Sure I could write this myself, but before I go reinventing the wheel is there a function that already does this?


Given an instance x of datetime.date, (x.month-1)//3 will give you the quarter (0 for first quarter, 1 for second quarter, etc -- add 1 if you need to count from 1 instead;-).


Originally two answers, multiply upvoted and even originally accepted (both currently deleted), were buggy -- not doing the -1 before the division, and dividing by 4 instead of 3. Since .month goes 1 to 12, it's easy to check for yourself what formula is right:

for m in range(1, 13):
  print m//4 + 1,
print

gives 1 1 1 2 2 2 2 3 3 3 3 4 -- two four-month quarters and a single-month one (eep).

for m in range(1, 13):
  print (m-1)//3 + 1,
print

gives 1 1 1 2 2 2 3 3 3 4 4 4 -- now doesn't this look vastly preferable to you?-)

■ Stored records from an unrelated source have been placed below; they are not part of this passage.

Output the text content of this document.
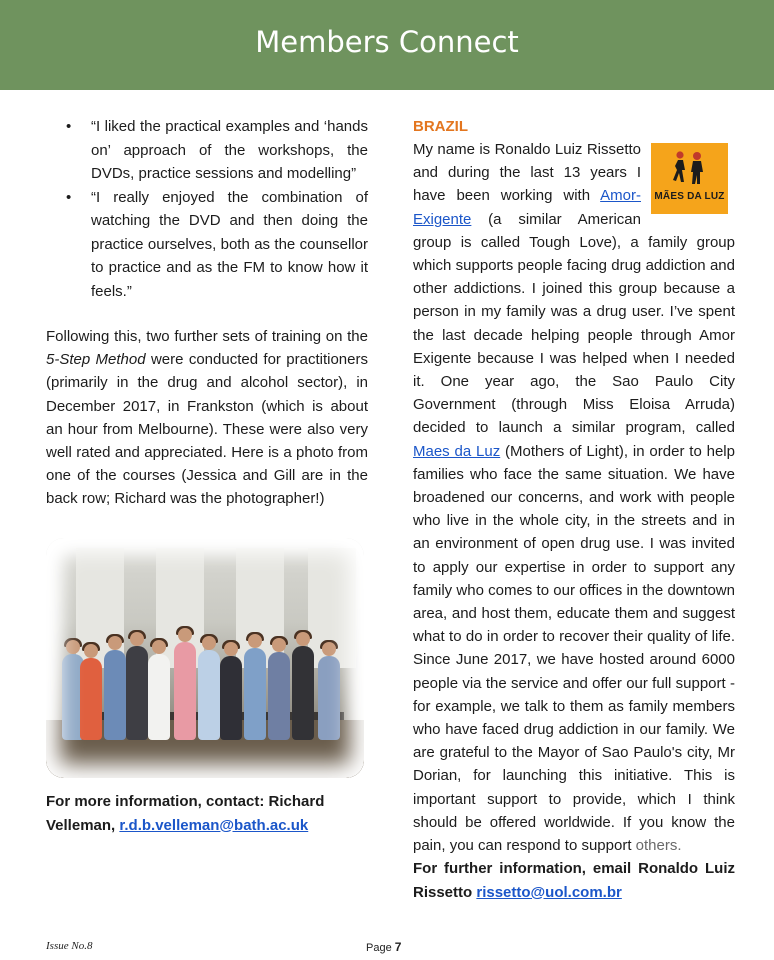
Members Connect
• “I liked the practical examples and ‘hands on’ approach of the workshops, the DVDs, practice sessions and modelling”
• “I really enjoyed the combination of watching the DVD and then doing the practice ourselves, both as the counsellor to practice and as the FM to know how it feels.”

Following this, two further sets of training on the 5-Step Method were conducted for practitioners (primarily in the drug and alcohol sector), in December 2017, in Frankston (which is about an hour from Melbourne). These were also very well rated and appreciated. Here is a photo from one of the courses (Jessica and Gill are in the back row; Richard was the photographer!)

For more information, contact: Richard Velleman, r.d.b.velleman@bath.ac.uk

BRAZIL

MÃES DA LUZ
My name is Ronaldo Luiz Rissetto and during the last 13 years I have been working with Amor-Exigente (a similar American group is called Tough Love), a family group which supports people facing drug addiction and other addictions. I joined this group because a person in my family was a drug user. I’ve spent the last decade helping people through Amor Exigente because I was helped when I needed it. One year ago, the Sao Paulo City Government (through Miss Eloisa Arruda) decided to launch a similar program, called Maes da Luz (Mothers of Light), in order to help families who face the same situation. We have broadened our concerns, and work with people who live in the whole city, in the streets and in an environment of open drug use. I was invited to apply our expertise in order to support any family who comes to our offices in the downtown area, and host them, educate them and suggest what to do in order to recover their quality of life. Since June 2017, we have hosted around 6000 people via the service and offer our full support - for example, we talk to them as family members who have faced drug addiction in our family. We are grateful to the Mayor of Sao Paulo's city, Mr Dorian, for launching this initiative. This is important support to provide, which I think should be offered worldwide. If you know the pain, you can respond to support others.

For further information, email Ronaldo Luiz Rissetto rissetto@uol.com.br

Issue No.8	Page 7
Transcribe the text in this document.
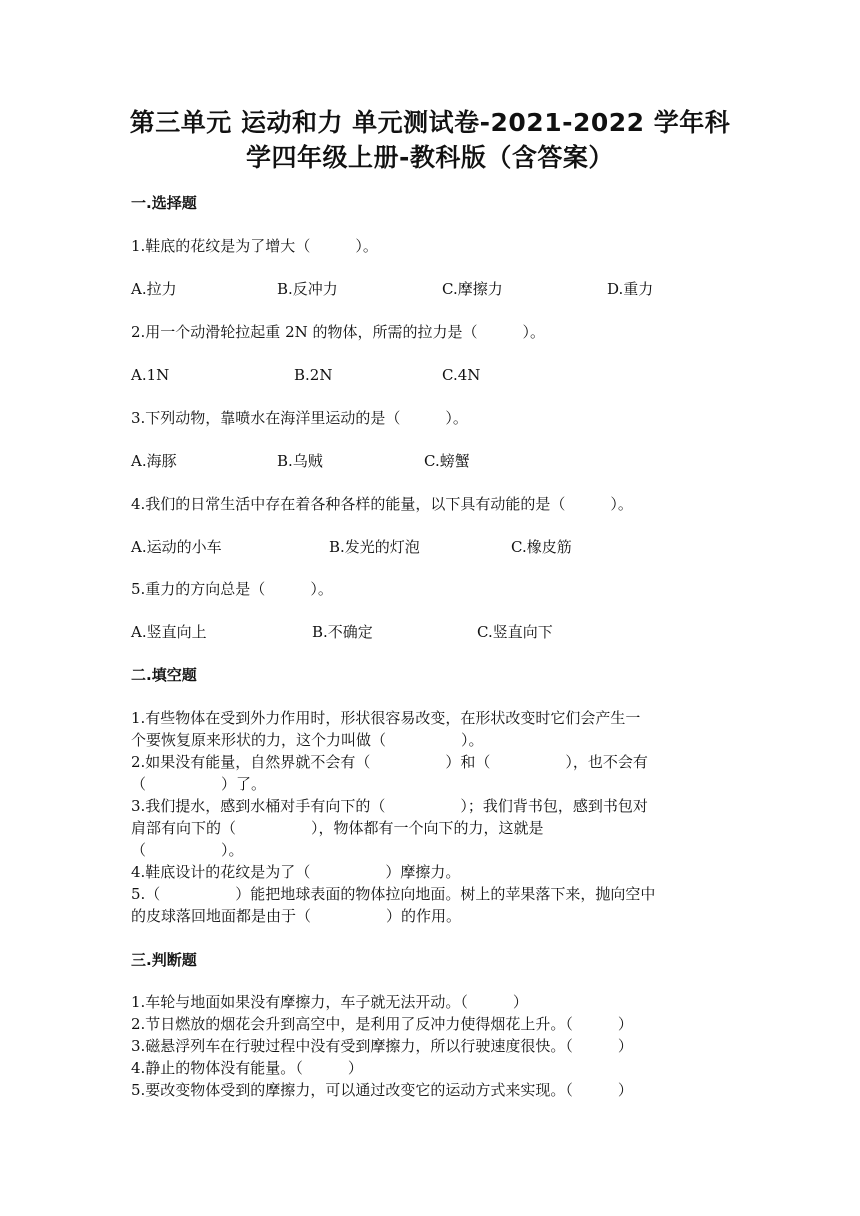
第三单元 运动和力 单元测试卷-2021-2022 学年科
学四年级上册-教科版（含答案）
一.选择题
1.鞋底的花纹是为了增大（　　　）。
A.拉力	B.反冲力	C.摩擦力	D.重力
2.用一个动滑轮拉起重 2N 的物体，所需的拉力是（　　　）。
A.1N	B.2N	C.4N
3.下列动物，靠喷水在海洋里运动的是（　　　）。
A.海豚	B.乌贼	C.螃蟹
4.我们的日常生活中存在着各种各样的能量，以下具有动能的是（　　　）。
A.运动的小车	B.发光的灯泡	C.橡皮筋
5.重力的方向总是（　　　）。
A.竖直向上	B.不确定	C.竖直向下
二.填空题
1.有些物体在受到外力作用时，形状很容易改变，在形状改变时它们会产生一
个要恢复原来形状的力，这个力叫做（　　　　　）。
2.如果没有能量，自然界就不会有（　　　　　）和（　　　　　），也不会有
（　　　　　）了。
3.我们提水，感到水桶对手有向下的（　　　　　）；我们背书包，感到书包对
肩部有向下的（　　　　　），物体都有一个向下的力，这就是
（　　　　　）。
4.鞋底设计的花纹是为了（　　　　　）摩擦力。
5.（　　　　　）能把地球表面的物体拉向地面。树上的苹果落下来，抛向空中
的皮球落回地面都是由于（　　　　　）的作用。
三.判断题
1.车轮与地面如果没有摩擦力，车子就无法开动。（　　　）
2.节日燃放的烟花会升到高空中，是利用了反冲力使得烟花上升。（　　　）
3.磁悬浮列车在行驶过程中没有受到摩擦力，所以行驶速度很快。（　　　）
4.静止的物体没有能量。（　　　）
5.要改变物体受到的摩擦力，可以通过改变它的运动方式来实现。（　　　）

This proves that the question is well warranted, I think;-).

I don't think the datetime module should necessarily have every possible useful calendric function, but I do know I maintain a (well-tested;-) datetools module for the use of my (and others') projects at work, which has many little functions to perform all of these calendric computations -- some are complex, some simple, but there's no reason to do the work over and over (even simple work) or risk bugs in such computations;-).


IF you are already using pandas, it's quite simple.

import datetime as dt
import pandas as pd

quarter = pd.Timestamp(dt.date(2016, 2, 29)).quarter
assert quarter == 1

If you have a date column in a dataframe, you can easily create a new quarter column:

df['quarter'] = df['date'].dt.quarter

I would suggest another arguably cleaner solution. If X is a datetime.datetime.now() instance, then the quarter is:

import math
Q=math.ceil(X.month/3.)

ceil has to be imported from math module as it can't be accessed directly.